In order to enable straightforward redeployment of existing applet content, it is necessary to remove some of the restrictions artificially imposed by the JNLP specification in the support for JNLP-based applets.

Comments
EVALUATION The JNLP security model is badly broken in the context of applets. It attempts to enforce arbitrary restrictions such as the following: if the main JNLP uses sandbox security, it can not pull in extensions from other hosts. This is a basic feature of old-style applets -- that permissions are granted solely on the origin and trust status of the code -- and it is unacceptable to impose this sort of restriction for JNLP launched applets because it will prevent people from migrating their existing applet deployments to use JNLP as the applet description mechanism.

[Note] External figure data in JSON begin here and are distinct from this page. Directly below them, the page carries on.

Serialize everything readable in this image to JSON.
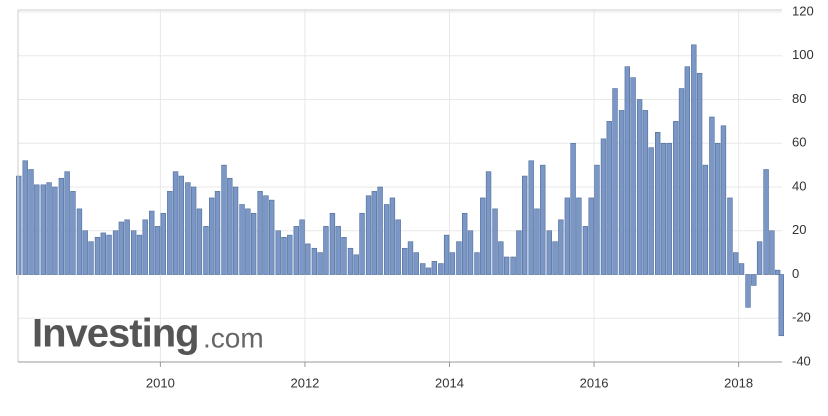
{
  "chart_data": {
    "type": "bar",
    "watermark": "Investing",
    "watermark_suffix": ".com",
    "color": "#7b97c5",
    "edge_color": "#4f6c9c",
    "grid": true,
    "y_axis_side": "right",
    "xlim": [
      2008.03,
      2018.6
    ],
    "xticks": [
      2010,
      2012,
      2014,
      2016,
      2018
    ],
    "ylim": [
      -40,
      120
    ],
    "yticks": [
      -40,
      -20,
      0,
      20,
      40,
      60,
      80,
      100,
      120
    ],
    "x": [
      2008.04,
      2008.13,
      2008.21,
      2008.29,
      2008.38,
      2008.46,
      2008.54,
      2008.63,
      2008.71,
      2008.79,
      2008.88,
      2008.96,
      2009.04,
      2009.13,
      2009.21,
      2009.29,
      2009.38,
      2009.46,
      2009.54,
      2009.63,
      2009.71,
      2009.79,
      2009.88,
      2009.96,
      2010.04,
      2010.13,
      2010.21,
      2010.29,
      2010.38,
      2010.46,
      2010.54,
      2010.63,
      2010.71,
      2010.79,
      2010.88,
      2010.96,
      2011.04,
      2011.13,
      2011.21,
      2011.29,
      2011.38,
      2011.46,
      2011.54,
      2011.63,
      2011.71,
      2011.79,
      2011.88,
      2011.96,
      2012.04,
      2012.13,
      2012.21,
      2012.29,
      2012.38,
      2012.46,
      2012.54,
      2012.63,
      2012.71,
      2012.79,
      2012.88,
      2012.96,
      2013.04,
      2013.13,
      2013.21,
      2013.29,
      2013.38,
      2013.46,
      2013.54,
      2013.63,
      2013.71,
      2013.79,
      2013.88,
      2013.96,
      2014.04,
      2014.13,
      2014.21,
      2014.29,
      2014.38,
      2014.46,
      2014.54,
      2014.63,
      2014.71,
      2014.79,
      2014.88,
      2014.96,
      2015.04,
      2015.13,
      2015.21,
      2015.29,
      2015.38,
      2015.46,
      2015.54,
      2015.63,
      2015.71,
      2015.79,
      2015.88,
      2015.96,
      2016.04,
      2016.13,
      2016.21,
      2016.29,
      2016.38,
      2016.46,
      2016.54,
      2016.63,
      2016.71,
      2016.79,
      2016.88,
      2016.96,
      2017.04,
      2017.13,
      2017.21,
      2017.29,
      2017.38,
      2017.46,
      2017.54,
      2017.63,
      2017.71,
      2017.79,
      2017.88,
      2017.96,
      2018.04,
      2018.13,
      2018.21,
      2018.29,
      2018.38,
      2018.46,
      2018.54,
      2018.59
    ],
    "values": [
      45,
      52,
      48,
      41,
      41,
      42,
      40,
      44,
      47,
      38,
      30,
      20,
      15,
      17,
      19,
      18,
      20,
      24,
      25,
      20,
      18,
      25,
      29,
      22,
      28,
      38,
      47,
      45,
      42,
      40,
      30,
      22,
      35,
      38,
      50,
      44,
      40,
      32,
      30,
      28,
      38,
      36,
      34,
      20,
      17,
      18,
      22,
      25,
      14,
      12,
      10,
      22,
      28,
      22,
      17,
      12,
      9,
      28,
      36,
      38,
      40,
      32,
      35,
      25,
      12,
      15,
      10,
      5,
      3,
      6,
      5,
      18,
      10,
      15,
      28,
      20,
      10,
      35,
      47,
      30,
      15,
      8,
      8,
      20,
      45,
      52,
      30,
      50,
      20,
      15,
      25,
      35,
      60,
      35,
      22,
      35,
      50,
      62,
      70,
      85,
      75,
      95,
      90,
      80,
      75,
      58,
      65,
      60,
      60,
      70,
      85,
      95,
      105,
      92,
      50,
      72,
      60,
      68,
      35,
      10,
      5,
      -15,
      -5,
      15,
      48,
      20,
      2,
      -28
    ]
  }
}
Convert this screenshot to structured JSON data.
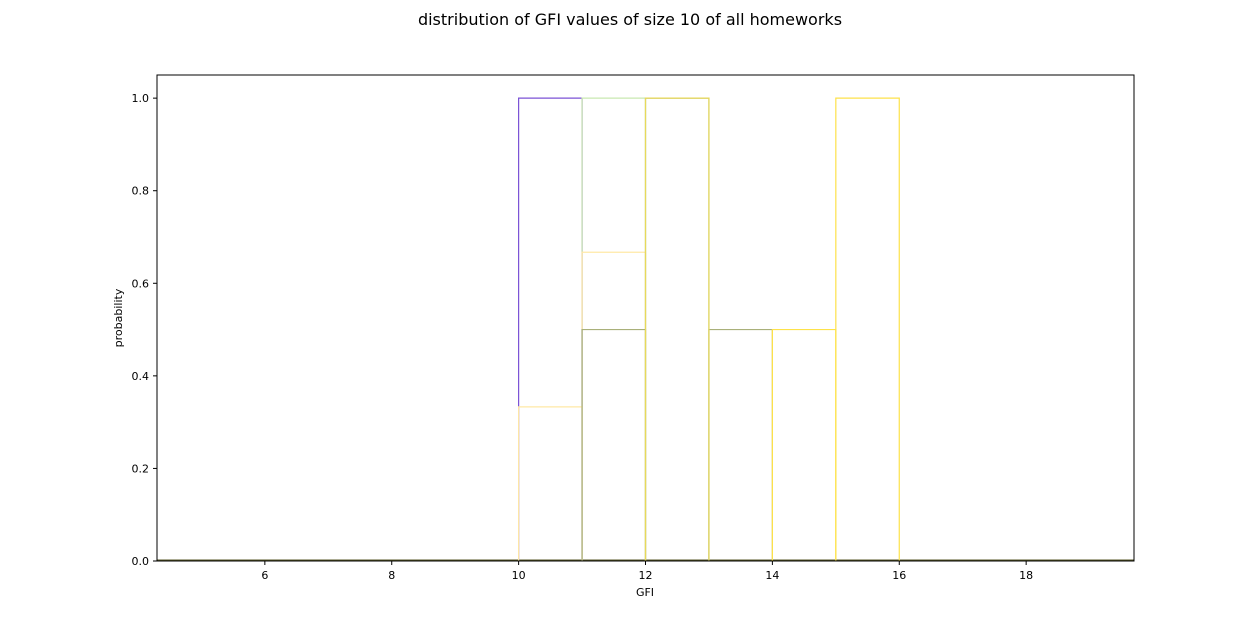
{
  "chart_data": {
    "type": "histogram",
    "title": "distribution of GFI values of size 10 of all homeworks",
    "xlabel": "GFI",
    "ylabel": "probability",
    "xlim": [
      4.3,
      19.7
    ],
    "ylim": [
      0.0,
      1.05
    ],
    "xticks": [
      6,
      8,
      10,
      12,
      14,
      16,
      18
    ],
    "yticks": [
      0.0,
      0.2,
      0.4,
      0.6,
      0.8,
      1.0
    ],
    "grid": false,
    "legend": "none",
    "series": [
      {
        "color": "#7b52d6",
        "bins": [
          [
            10,
            11,
            1.0
          ]
        ]
      },
      {
        "color": "#c9e8b0",
        "bins": [
          [
            11,
            12,
            1.0
          ]
        ]
      },
      {
        "color": "#ffe9a6",
        "bins": [
          [
            10,
            11,
            0.333
          ],
          [
            11,
            12,
            0.667
          ]
        ]
      },
      {
        "color": "#a9b07a",
        "bins": [
          [
            11,
            12,
            0.5
          ],
          [
            12,
            13,
            1.0
          ],
          [
            13,
            14,
            0.5
          ]
        ]
      },
      {
        "color": "#e8d95a",
        "bins": [
          [
            12,
            13,
            1.0
          ]
        ]
      },
      {
        "color": "#fde24a",
        "bins": [
          [
            14,
            15,
            0.5
          ],
          [
            15,
            16,
            1.0
          ]
        ]
      }
    ],
    "baseline_color": "#5a5a28"
  }
}
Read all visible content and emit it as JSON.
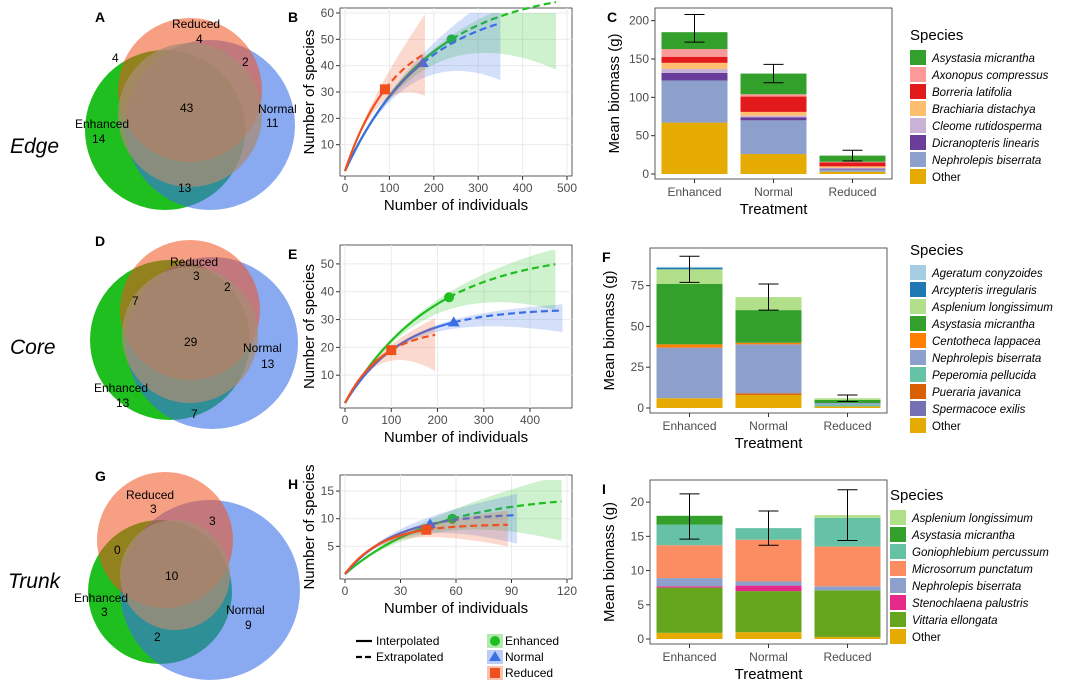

Removed the call to LaunchDownload.checkJNLPSecurity() in the JNLP2Manager. Made AppPolicy.addPermissions() take a boolean argument indicating whether to grant permissions to the class being loaded based on the contents of the JNLP file. For the time being, Java Web Start passes true for this argument and is unchanged. The Java Plug-In's JNLP2ClassLoader passes false, and since it calls super.getPermissions() (which grants permissions based on the origin and trust status of the CodeSource), has the same semantics as old applet deployments. This change makes the Java Plug-In substantially more useful for deployment than Java Web Start, which is also not an acceptable situation. The two technologies must have parity. A very similar bug, 6518285, was filed against Java Web Start over a year ago. A follow-on bug, 6670678, has been filed to make Java Web Start silently degrade gracefully to a similar security model to this one if checkJNLPSecurity() returns false. This bug will be fixed in 6u10 as an implementation bug, while 6518285 is filed against the JNLP specification and can only be fixed in 7.